Cobitis arachthosensis
- Conservation status: Endangered (IUCN 3.1)

Scientific classification
- Kingdom: Animalia
- Phylum: Chordata
- Class: Actinopterygii
- Order: Cypriniformes
- Family: Cobitidae
- Genus: Cobitis
- Species: C. arachthosensis
- Binomial name: Cobitis arachthosensis Economidis & Nalbant, 1996

= Cobitis arachthosensis =

- Authority: Economidis & Nalbant, 1996
- Conservation status: EN

Species of fish

Cobitis arachthosensis is a species of ray-finned fish in the true loach family (Cobitidae). It is endemic to Greece.

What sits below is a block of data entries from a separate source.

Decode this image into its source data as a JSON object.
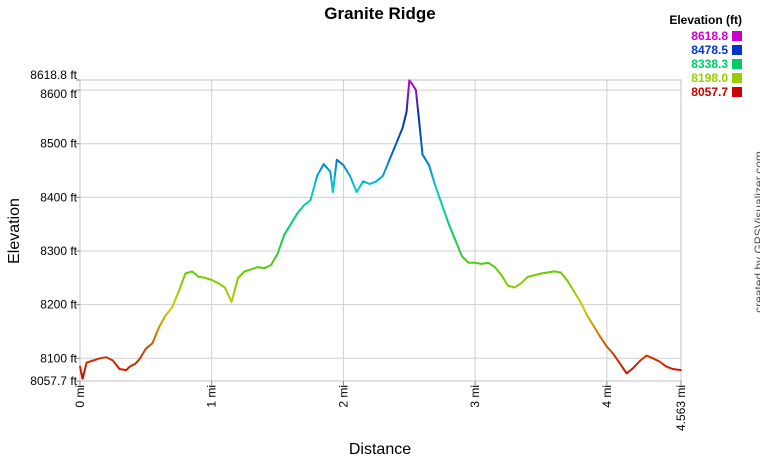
{
  "chart_data": {
    "type": "line",
    "title": "Granite Ridge",
    "xlabel": "Distance",
    "ylabel": "Elevation",
    "xlim": [
      0,
      4.563
    ],
    "ylim": [
      8057.7,
      8618.8
    ],
    "x_ticks": [
      {
        "value": 0,
        "label": "0 mi"
      },
      {
        "value": 1,
        "label": "1 mi"
      },
      {
        "value": 2,
        "label": "2 mi"
      },
      {
        "value": 3,
        "label": "3 mi"
      },
      {
        "value": 4,
        "label": "4 mi"
      },
      {
        "value": 4.563,
        "label": "4.563 mi"
      }
    ],
    "y_ticks": [
      {
        "value": 8057.7,
        "label": "8057.7 ft"
      },
      {
        "value": 8100,
        "label": "8100 ft"
      },
      {
        "value": 8200,
        "label": "8200 ft"
      },
      {
        "value": 8300,
        "label": "8300 ft"
      },
      {
        "value": 8400,
        "label": "8400 ft"
      },
      {
        "value": 8500,
        "label": "8500 ft"
      },
      {
        "value": 8600,
        "label": "8600 ft"
      },
      {
        "value": 8618.8,
        "label": "8618.8 ft"
      }
    ],
    "grid": true,
    "legend": {
      "title": "Elevation (ft)",
      "placement": "top-right",
      "entries": [
        {
          "label": "8618.8",
          "color": "#cc00cc"
        },
        {
          "label": "8478.5",
          "color": "#0033cc"
        },
        {
          "label": "8338.3",
          "color": "#00cc66"
        },
        {
          "label": "8198.0",
          "color": "#99cc00"
        },
        {
          "label": "8057.7",
          "color": "#cc0000"
        }
      ]
    },
    "series": [
      {
        "x": [
          0,
          0.02,
          0.05,
          0.1,
          0.15,
          0.2,
          0.25,
          0.3,
          0.35,
          0.38,
          0.42,
          0.45,
          0.5,
          0.55,
          0.6,
          0.65,
          0.7,
          0.75,
          0.8,
          0.85,
          0.9,
          0.95,
          1.0,
          1.05,
          1.1,
          1.15,
          1.2,
          1.25,
          1.3,
          1.35,
          1.4,
          1.45,
          1.5,
          1.55,
          1.6,
          1.65,
          1.7,
          1.75,
          1.8,
          1.85,
          1.9,
          1.92,
          1.95,
          2.0,
          2.05,
          2.1,
          2.15,
          2.2,
          2.25,
          2.3,
          2.35,
          2.4,
          2.45,
          2.48,
          2.5,
          2.52,
          2.55,
          2.58,
          2.6,
          2.65,
          2.7,
          2.75,
          2.8,
          2.85,
          2.9,
          2.95,
          3.0,
          3.05,
          3.1,
          3.15,
          3.2,
          3.25,
          3.3,
          3.35,
          3.4,
          3.45,
          3.5,
          3.55,
          3.6,
          3.65,
          3.7,
          3.75,
          3.8,
          3.85,
          3.9,
          3.95,
          4.0,
          4.05,
          4.1,
          4.15,
          4.2,
          4.25,
          4.3,
          4.35,
          4.4,
          4.45,
          4.5,
          4.563
        ],
        "y": [
          8085,
          8062,
          8092,
          8096,
          8100,
          8102,
          8096,
          8080,
          8078,
          8085,
          8090,
          8098,
          8118,
          8128,
          8158,
          8180,
          8195,
          8225,
          8258,
          8262,
          8252,
          8250,
          8246,
          8240,
          8232,
          8205,
          8250,
          8262,
          8266,
          8270,
          8268,
          8274,
          8295,
          8330,
          8350,
          8370,
          8385,
          8395,
          8440,
          8462,
          8448,
          8410,
          8470,
          8460,
          8440,
          8410,
          8430,
          8425,
          8430,
          8440,
          8470,
          8500,
          8530,
          8560,
          8618,
          8612,
          8600,
          8530,
          8480,
          8460,
          8420,
          8385,
          8350,
          8320,
          8290,
          8278,
          8278,
          8276,
          8278,
          8270,
          8255,
          8235,
          8232,
          8240,
          8252,
          8255,
          8258,
          8260,
          8262,
          8260,
          8245,
          8225,
          8205,
          8180,
          8160,
          8140,
          8122,
          8108,
          8090,
          8072,
          8082,
          8095,
          8105,
          8100,
          8094,
          8085,
          8080,
          8078
        ]
      }
    ]
  },
  "credit": "created by GPSVisualizer.com"
}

It belongs to the subgenus Bicanestrinia, together with C. hellenica, C. meridionalis, and C. trichonica. According to cladistic analysis of DNA sequence data (nDNA RAG-1 and S7 ribosomal protein intron 1, and mtDNA cytochrome b), the first of these is an extremely close relative and the present species might arguably be included in it. C. hellenica occurs in the Louros and Thiamis River basins, parapatric to the range of C. arachthosensis.

Its natural habitats is the Arachthos River basin. It is threatened by habitat loss.